Thursday, May 21, 2009

Fresh faces from the concert music world

There are several instances of composers, primarily known for their concert works, being invited to write film scores throughout the 20th century; Copland, Prokofiev, Bernstein, Takemitsu, Glass and Corigliano come quickly to mind with plenty of others (including Herrmann, Rosza, Rota, Chihara and Goldenthal) who have effectively straddled the fence between the concert hall and the scoring stage. Until recently, the real (or imagined) stigma of writing for film seemed to keep most concert composers from even considering it, but there have been several promising signs that the stigma may be crumbling.

Later this year, Tetro, a film directed by Francis Ford Coppola, will hit the theatres with a score by Osvaldo Golijov. Golijov, with his many compositions and arrangements for the Kronos Quartet, his opera Ainadamar and his St. Mark's Passion, has been steadily becoming known as one of the major musical forces at the turn of the century. His ability to combine musical styles from around the globe as well as his unique voice make it hard to believe that he's only scored two other films to date: Coppola's 2007 film Youth without Youth and Sally Potter's 2000 film The Man Who Cried. This is a good example of a composer who admits that he is new to the idiom but is nonetheless effective in producing thoughtful scores.

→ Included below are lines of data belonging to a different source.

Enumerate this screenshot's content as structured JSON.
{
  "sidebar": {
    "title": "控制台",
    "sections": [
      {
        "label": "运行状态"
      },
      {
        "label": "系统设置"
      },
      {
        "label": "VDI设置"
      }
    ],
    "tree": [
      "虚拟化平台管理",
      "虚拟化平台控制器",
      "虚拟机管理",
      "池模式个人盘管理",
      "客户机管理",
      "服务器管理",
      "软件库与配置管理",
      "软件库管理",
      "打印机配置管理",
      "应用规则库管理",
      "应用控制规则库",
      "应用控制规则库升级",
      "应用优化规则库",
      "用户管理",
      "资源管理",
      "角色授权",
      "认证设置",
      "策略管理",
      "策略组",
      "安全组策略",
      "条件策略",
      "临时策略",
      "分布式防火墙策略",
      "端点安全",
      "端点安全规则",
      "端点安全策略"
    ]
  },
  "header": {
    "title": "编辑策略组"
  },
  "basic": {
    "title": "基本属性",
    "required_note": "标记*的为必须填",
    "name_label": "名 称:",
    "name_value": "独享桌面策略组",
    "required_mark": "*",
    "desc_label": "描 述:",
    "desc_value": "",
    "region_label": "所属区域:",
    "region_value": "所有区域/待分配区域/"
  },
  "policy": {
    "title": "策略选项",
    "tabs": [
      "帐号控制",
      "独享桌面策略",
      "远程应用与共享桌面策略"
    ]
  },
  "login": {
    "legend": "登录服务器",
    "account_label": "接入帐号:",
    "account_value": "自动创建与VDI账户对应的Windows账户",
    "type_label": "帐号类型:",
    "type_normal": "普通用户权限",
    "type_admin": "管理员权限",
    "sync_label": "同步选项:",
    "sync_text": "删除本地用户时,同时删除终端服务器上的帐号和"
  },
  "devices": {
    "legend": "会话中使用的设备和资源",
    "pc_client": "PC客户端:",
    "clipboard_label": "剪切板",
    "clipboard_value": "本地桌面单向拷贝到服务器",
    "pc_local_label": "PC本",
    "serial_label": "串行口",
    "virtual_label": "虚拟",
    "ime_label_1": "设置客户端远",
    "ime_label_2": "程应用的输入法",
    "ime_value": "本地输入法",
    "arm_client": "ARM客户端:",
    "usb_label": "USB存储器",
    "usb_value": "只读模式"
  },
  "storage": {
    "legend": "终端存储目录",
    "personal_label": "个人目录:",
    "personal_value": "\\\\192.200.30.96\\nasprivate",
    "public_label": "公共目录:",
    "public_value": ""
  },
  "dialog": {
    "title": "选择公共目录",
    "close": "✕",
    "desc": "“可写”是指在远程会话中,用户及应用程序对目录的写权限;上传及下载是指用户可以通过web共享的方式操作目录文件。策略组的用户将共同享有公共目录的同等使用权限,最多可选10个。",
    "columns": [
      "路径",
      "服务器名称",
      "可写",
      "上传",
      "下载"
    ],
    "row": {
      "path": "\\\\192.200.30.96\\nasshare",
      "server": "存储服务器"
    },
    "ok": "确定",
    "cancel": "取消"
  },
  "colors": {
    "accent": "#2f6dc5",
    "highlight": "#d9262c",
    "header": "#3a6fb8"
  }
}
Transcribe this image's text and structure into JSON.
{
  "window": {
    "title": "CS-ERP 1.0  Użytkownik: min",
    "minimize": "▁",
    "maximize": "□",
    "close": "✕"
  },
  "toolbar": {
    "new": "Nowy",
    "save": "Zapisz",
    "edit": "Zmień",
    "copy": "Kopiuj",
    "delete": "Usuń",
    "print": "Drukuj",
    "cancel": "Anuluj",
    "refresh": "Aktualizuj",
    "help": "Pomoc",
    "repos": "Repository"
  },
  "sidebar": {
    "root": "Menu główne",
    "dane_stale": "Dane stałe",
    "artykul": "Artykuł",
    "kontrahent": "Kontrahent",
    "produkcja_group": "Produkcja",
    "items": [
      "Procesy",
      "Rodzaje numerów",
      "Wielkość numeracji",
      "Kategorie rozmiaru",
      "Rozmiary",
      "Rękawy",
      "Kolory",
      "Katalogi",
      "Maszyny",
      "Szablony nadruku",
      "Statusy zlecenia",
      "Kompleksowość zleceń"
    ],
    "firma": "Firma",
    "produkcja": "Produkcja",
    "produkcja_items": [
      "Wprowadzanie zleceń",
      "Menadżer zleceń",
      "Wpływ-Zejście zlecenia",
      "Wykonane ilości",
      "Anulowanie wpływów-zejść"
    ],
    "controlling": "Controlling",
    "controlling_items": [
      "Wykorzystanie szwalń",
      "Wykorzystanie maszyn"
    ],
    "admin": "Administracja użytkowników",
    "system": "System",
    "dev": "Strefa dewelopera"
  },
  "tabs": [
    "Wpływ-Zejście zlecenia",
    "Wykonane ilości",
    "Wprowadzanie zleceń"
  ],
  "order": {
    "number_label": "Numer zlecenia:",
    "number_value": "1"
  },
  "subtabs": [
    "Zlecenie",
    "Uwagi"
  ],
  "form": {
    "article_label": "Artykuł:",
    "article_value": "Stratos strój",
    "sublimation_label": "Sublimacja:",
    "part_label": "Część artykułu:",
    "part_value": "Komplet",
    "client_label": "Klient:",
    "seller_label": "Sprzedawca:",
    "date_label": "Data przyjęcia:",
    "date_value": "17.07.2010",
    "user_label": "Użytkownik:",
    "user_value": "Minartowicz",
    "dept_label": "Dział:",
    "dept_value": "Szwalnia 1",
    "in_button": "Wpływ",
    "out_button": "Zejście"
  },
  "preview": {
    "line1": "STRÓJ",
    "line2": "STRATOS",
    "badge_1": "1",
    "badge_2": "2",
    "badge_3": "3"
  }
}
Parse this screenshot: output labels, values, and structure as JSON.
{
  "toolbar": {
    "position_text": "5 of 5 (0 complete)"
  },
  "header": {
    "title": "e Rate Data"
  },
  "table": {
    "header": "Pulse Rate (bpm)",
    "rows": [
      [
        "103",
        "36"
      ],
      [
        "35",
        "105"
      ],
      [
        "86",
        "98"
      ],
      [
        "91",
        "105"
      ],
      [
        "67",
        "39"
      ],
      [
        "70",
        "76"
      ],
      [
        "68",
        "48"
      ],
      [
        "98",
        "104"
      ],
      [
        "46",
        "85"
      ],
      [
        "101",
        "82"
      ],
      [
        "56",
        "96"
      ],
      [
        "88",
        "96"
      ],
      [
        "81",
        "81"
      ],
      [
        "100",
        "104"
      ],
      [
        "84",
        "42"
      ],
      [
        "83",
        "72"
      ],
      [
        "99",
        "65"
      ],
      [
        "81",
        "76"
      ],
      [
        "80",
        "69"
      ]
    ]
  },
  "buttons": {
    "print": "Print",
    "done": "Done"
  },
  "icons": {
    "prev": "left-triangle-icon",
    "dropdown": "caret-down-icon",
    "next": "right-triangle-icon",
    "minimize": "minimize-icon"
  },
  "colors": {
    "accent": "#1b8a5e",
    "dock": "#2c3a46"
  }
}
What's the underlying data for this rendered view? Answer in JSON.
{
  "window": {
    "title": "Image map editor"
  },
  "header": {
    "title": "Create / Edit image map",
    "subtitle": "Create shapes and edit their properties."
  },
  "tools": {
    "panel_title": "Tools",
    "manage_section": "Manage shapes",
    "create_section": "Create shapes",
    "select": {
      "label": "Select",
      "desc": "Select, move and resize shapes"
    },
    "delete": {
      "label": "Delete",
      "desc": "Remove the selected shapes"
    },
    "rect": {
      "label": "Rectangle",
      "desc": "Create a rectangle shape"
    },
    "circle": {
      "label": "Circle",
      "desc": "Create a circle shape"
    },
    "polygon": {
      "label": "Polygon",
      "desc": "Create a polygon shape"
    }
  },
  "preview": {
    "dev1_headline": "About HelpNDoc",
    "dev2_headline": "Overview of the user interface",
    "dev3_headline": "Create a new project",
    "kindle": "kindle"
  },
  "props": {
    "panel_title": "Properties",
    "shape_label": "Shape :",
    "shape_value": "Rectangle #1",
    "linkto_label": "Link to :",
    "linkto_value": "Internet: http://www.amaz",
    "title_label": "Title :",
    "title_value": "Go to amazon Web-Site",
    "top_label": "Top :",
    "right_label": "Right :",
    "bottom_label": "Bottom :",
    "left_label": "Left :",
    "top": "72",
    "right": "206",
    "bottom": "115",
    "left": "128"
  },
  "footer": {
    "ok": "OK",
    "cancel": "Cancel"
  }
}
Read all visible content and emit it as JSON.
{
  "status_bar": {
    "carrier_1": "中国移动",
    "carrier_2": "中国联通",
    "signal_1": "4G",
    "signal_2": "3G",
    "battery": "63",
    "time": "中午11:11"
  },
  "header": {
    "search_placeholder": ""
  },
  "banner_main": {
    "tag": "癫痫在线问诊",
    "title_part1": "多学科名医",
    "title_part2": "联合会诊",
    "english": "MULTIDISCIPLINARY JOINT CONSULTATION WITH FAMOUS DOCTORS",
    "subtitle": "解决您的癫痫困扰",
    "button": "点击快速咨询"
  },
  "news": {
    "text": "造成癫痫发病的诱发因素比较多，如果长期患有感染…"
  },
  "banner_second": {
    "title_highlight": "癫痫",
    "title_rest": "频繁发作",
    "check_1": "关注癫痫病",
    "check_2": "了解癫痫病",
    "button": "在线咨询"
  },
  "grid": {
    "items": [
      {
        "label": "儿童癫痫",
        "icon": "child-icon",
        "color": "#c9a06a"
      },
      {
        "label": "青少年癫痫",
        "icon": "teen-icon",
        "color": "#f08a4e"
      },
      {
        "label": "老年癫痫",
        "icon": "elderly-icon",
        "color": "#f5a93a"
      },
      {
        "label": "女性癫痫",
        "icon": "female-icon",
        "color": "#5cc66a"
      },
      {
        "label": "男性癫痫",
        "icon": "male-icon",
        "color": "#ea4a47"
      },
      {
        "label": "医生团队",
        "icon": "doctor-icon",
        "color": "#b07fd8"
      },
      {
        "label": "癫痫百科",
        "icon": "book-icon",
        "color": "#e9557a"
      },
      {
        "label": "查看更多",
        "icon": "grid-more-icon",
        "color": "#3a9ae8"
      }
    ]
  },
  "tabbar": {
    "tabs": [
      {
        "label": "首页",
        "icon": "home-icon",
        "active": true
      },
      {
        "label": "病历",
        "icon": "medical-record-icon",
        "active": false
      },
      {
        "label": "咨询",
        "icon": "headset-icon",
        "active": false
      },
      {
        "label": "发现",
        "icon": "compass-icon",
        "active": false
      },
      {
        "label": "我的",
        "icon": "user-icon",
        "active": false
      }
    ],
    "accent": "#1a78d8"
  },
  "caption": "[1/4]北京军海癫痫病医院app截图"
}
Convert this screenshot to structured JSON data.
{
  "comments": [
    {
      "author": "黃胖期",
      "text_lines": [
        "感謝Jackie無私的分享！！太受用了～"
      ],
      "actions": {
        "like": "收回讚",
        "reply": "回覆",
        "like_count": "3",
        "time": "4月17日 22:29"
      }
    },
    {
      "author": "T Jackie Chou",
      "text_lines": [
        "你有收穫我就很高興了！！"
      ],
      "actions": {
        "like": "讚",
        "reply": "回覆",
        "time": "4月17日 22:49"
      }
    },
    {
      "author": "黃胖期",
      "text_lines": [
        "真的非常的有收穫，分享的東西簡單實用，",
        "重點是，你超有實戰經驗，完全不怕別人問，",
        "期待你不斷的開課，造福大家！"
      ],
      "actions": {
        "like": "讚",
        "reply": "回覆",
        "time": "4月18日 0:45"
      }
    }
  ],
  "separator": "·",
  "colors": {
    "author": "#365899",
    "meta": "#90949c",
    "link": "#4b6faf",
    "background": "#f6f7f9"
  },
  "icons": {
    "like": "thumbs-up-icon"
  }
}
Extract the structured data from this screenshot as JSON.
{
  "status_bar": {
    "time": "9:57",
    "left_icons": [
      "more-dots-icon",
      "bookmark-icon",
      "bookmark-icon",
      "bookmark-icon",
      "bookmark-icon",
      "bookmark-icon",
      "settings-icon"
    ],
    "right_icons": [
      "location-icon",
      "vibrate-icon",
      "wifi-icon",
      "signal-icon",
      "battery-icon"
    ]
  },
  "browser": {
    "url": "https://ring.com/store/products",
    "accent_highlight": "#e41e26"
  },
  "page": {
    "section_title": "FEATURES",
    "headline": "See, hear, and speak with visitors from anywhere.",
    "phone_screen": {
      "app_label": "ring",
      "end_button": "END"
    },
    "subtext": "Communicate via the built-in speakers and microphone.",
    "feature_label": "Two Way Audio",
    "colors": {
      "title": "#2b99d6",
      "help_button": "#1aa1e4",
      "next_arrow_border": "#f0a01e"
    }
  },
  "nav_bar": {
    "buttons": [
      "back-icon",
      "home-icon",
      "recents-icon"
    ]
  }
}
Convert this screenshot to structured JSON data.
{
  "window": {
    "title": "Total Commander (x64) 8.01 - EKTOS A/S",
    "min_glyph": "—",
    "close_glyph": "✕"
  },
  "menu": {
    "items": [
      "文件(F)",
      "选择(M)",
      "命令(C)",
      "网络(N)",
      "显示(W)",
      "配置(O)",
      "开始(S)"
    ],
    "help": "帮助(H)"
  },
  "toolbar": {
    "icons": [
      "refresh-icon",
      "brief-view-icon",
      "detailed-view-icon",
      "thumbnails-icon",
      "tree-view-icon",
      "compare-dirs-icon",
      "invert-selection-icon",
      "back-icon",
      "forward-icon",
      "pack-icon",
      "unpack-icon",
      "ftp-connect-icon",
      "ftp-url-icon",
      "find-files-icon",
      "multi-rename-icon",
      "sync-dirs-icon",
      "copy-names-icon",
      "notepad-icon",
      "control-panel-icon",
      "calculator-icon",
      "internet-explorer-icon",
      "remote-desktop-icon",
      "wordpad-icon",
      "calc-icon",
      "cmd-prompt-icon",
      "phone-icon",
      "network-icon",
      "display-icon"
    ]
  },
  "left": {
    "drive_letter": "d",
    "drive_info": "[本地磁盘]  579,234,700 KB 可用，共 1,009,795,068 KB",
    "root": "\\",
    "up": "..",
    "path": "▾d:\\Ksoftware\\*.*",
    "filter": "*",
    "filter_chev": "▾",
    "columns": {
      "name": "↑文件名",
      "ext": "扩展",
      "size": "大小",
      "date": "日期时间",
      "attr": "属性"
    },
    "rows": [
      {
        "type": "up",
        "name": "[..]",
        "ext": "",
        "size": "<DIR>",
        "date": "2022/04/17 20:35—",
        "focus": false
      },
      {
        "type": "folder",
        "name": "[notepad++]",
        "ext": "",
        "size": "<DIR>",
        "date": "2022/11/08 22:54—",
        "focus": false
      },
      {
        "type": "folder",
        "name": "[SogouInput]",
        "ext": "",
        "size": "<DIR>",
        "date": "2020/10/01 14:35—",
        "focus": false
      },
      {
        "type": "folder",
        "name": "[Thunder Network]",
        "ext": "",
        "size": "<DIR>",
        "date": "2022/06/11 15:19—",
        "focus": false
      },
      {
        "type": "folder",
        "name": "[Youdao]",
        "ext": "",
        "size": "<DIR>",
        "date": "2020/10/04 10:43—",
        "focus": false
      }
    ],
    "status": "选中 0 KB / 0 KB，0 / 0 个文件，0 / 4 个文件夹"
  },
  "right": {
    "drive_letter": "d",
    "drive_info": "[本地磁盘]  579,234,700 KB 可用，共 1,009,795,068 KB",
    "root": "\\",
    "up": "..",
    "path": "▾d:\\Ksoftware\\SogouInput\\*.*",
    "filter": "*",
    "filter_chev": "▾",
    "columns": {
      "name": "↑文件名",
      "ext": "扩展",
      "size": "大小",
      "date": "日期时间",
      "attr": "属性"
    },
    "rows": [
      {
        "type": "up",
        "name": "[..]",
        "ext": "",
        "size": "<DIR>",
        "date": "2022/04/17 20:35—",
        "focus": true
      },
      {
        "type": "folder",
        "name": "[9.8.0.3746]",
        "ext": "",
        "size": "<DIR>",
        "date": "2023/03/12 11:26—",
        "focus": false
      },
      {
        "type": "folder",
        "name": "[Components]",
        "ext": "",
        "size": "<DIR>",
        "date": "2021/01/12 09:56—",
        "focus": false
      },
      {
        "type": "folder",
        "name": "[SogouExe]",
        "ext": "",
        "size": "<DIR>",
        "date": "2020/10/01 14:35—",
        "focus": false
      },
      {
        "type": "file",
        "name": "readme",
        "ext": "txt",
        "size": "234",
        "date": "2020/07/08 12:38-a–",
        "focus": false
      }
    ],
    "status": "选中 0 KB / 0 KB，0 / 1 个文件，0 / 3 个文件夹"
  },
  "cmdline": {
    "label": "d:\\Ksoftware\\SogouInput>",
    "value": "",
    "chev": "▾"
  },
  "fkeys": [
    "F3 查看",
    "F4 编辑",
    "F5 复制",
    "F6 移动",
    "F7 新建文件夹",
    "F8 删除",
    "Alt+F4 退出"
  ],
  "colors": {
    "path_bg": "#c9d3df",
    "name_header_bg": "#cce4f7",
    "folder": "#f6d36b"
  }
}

Another composer who seems much more at home in the breakneck environment of film is 28-year-old Nico Muhly. A last-minute juggling of composers for Stephen Daldry's 2008 film, The Reader, dropped Muhly into the deep end with less time than usual to produce a score. His experience working as an assistant and conductor for Philip Glass helped considerably and the result was a score that was considered to be one of the best aspects of the controversial film. One can only imagine what affect composers like Muhly and Golijov will have on the overall medium of film music, though I'd like to think it can only improve things in the short and long run.